Our conclusion that Nationwide is entitled to a judicial resolution of its claim that Fiouris' policy is void due to his alleged misrepresentation of his state of residence is reinforced in the present case by the fact that Nationwide asserts its claim under the Insurance Fraud Prevention Act, which expressly provides that an "insurance company damaged as the result of a violation of any provision of this act may sue therefor in any court of competent jurisdiction[.]" N.J.S.A. 17:33A-7(a) (emphasis added). It is clear from this provision that the Legislature did not contemplate that a claim of a violation of the Insurance Fraud Prevention Act would be heard by an arbitrator. See Liberty Mut. Ins. Co. v. Land, 186 N.J. 163, 173-74, 892 A.2d 1240 (2006).

Finally, we note that Fiouris has attached documents to his brief which he claims show that issues of alleged fraudulent representation of the insured's state of residence have been submitted to PIP arbitration in more than one hundred prior instances. Those documents were not submitted to the trial court and have not been properly authenticated. In any event, those documents do not indicate that the insurers involved in such prior cases objected to submission to PIP arbitration of the issue of the validity of the policy. Our conclusion that N.J.S.A. 39:6A-5.1 does not mandate submission of an issue of fraud in the inception of the policy to PIP arbitration does not preclude the insured and insurer from voluntarily agreeing to arbitrate this issue.

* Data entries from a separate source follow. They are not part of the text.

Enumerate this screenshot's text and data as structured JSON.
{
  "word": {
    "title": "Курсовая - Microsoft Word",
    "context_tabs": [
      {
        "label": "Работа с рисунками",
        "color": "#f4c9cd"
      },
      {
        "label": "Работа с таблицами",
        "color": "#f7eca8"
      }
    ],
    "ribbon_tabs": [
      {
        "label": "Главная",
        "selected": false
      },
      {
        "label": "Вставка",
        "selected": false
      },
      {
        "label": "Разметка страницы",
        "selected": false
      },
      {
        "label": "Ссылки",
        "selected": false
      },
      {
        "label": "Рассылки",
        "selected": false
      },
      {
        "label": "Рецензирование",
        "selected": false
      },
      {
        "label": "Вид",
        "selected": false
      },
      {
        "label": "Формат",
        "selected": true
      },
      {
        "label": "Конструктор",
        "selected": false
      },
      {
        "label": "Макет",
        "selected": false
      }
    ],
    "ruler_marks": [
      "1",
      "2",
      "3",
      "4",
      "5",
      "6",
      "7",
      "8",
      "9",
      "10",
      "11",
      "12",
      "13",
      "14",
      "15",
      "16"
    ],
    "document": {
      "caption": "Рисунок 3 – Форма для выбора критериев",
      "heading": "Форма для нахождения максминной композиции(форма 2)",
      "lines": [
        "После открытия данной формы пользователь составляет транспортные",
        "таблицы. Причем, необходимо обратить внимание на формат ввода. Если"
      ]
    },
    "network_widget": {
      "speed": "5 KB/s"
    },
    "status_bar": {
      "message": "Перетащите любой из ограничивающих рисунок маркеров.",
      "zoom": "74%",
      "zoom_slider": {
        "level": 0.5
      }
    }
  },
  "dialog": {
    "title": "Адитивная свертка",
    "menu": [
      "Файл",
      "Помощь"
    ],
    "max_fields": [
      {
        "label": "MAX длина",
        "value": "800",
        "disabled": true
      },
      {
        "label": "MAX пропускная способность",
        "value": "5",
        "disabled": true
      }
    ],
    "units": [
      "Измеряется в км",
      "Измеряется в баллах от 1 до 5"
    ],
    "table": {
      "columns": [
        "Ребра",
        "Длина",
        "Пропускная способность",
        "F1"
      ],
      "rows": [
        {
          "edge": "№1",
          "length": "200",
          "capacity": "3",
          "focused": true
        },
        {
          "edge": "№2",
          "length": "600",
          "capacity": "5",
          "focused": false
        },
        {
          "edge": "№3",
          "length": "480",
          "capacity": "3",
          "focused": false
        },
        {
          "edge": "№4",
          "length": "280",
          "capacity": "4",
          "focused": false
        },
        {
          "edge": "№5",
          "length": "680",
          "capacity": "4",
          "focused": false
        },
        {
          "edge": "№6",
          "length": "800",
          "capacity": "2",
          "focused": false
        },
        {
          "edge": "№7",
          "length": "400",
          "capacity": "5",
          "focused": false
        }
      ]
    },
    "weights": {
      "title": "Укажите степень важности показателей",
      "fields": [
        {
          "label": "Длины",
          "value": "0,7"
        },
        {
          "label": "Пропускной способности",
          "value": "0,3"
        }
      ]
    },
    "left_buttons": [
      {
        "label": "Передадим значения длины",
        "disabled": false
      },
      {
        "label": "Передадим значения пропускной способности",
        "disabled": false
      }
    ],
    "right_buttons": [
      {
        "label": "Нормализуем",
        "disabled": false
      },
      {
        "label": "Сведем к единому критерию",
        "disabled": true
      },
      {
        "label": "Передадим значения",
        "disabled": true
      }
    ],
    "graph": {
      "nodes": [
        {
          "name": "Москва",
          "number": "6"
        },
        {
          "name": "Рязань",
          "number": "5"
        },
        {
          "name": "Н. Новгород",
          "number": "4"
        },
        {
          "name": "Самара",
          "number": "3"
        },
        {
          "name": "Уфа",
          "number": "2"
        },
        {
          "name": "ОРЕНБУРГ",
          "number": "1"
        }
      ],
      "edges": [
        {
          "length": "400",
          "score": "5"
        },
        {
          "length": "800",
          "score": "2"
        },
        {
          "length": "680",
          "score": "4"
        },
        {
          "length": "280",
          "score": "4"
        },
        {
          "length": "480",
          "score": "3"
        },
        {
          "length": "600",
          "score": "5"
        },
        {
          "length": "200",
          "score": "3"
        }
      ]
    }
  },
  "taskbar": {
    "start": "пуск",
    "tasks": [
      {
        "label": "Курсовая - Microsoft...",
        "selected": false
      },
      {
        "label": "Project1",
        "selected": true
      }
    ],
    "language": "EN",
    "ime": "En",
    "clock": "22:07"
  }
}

Accordingly, the order dismissing Nationwide's complaint is reversed and the case is remanded to the trial court for further proceedings in conformity with this opinion.

NOTES

[1] Judge Grall did not hear oral argument. However, with the consent of the parties, she has participated in the decision.

[2] The cases relied upon by the trial court, Sabato and Molino, involved interpretation of the PIP arbitration provision contained in N.J.S.A. 39:6A-5c, which was replaced in 1998 by N.J.S.A. 39:6A-5.1. L.1998, c. 21, §§ 23, 24. The primary change affected by the 1998 amendment is that only the insured could demand PIP arbitration under N.J.S.A. 39:6A-5c while either the insured or the insurer can demand PIP arbitration under N.J.S.A. 39:6A-5.1. See Allstate Ins. Co. v. Sabato, 380 N.J.Super. 463, 469-70, 882 A.2d 972 (App.Div.2005).